DeLisi had tipped Freedman off to the Galvins, knowing that he had been looking for families to test his sensory gating theory. Freedman had spent the early 1980s running his double-click studies, designed to measure the brain’s ability to filter information. He continued to believe that sensory gating was a mechanism in the brain, something genetic that made certain people susceptible to schizophrenia. And he felt as if he was getting warmer.

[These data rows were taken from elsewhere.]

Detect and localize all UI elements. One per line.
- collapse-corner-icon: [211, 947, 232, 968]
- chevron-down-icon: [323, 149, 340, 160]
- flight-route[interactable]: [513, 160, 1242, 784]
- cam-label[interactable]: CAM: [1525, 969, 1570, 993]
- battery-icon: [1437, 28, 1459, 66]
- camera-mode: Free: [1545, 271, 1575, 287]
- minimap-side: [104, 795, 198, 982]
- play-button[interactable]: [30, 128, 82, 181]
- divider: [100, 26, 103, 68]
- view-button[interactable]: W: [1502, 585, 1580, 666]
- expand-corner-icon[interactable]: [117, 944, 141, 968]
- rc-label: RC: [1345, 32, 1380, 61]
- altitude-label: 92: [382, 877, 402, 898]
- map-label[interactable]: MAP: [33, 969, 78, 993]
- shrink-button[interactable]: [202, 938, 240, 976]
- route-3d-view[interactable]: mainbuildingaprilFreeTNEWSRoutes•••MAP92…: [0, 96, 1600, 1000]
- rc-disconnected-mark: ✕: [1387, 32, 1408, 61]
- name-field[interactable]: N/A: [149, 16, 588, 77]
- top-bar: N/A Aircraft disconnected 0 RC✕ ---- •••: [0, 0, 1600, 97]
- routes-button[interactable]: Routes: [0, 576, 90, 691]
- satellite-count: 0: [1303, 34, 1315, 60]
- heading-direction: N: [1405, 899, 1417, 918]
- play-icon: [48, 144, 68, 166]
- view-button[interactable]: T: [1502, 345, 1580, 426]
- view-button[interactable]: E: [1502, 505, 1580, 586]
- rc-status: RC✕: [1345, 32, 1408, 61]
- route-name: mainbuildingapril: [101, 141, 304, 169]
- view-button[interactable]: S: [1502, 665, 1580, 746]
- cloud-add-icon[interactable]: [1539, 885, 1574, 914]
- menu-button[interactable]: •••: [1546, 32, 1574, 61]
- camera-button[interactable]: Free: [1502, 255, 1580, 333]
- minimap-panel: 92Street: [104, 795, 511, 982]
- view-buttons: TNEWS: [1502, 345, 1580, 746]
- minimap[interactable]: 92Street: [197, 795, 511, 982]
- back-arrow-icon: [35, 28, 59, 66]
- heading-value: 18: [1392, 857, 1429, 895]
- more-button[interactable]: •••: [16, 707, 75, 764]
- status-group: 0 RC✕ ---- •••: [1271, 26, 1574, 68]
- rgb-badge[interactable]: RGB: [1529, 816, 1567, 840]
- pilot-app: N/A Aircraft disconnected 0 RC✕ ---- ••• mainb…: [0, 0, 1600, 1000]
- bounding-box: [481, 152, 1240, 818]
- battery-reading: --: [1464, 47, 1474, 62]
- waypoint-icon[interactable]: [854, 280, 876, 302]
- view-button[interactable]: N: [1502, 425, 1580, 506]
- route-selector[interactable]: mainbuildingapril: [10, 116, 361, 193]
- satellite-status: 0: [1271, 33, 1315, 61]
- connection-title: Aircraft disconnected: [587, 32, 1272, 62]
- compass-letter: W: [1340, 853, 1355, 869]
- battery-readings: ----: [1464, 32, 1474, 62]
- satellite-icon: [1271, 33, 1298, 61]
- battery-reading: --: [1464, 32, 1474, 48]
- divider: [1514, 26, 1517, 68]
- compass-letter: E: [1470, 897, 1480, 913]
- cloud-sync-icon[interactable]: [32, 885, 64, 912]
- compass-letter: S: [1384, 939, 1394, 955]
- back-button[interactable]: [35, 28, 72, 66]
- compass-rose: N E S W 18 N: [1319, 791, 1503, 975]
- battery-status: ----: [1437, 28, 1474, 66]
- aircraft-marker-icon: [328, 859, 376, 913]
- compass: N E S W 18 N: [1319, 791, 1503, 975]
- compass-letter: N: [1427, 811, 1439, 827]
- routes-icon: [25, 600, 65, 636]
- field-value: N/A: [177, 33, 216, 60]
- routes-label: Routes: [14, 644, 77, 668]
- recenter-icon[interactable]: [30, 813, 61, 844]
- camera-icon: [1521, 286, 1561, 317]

In 1984, just before meeting the Galvins, he had studied the gating abilities of schizophrenia patients and members of their immediate families, and he found that half of the immediate family members had the same gating deficits as the family members diagnosed with schizophrenia. Here was another sign that he was on the right track—evidence that sensory gating was hereditary.

Why some siblings with sensory gating issues ended up manifesting the symptoms of schizophrenia and others did not was still a mystery. Freedman’s next step was to try to locate the specific part of the brain responsible for sensory gating. Thanks to DeLisi, he now had access to a family with an unfathomably, overwhelmingly profound manifestation of schizophrenia.


IN FEBRUARY
1986, months after her first visit with the Galvins,
DeLisi used data from her families to confirm what Richard Wyatt’s NIMH team had discovered about schizophrenia’s correlation to large brain ventricle size. A year later, she used the data in a study
testing a possible link between schizophrenia and human leukocyte antigens, or HLA, a gene complex involved in the regulation of the immune system. No such link was proven. Still, the multiplex family database had begun contributing to the body of knowledge about the disease. As far as DeLisi was concerned, this was only the beginning.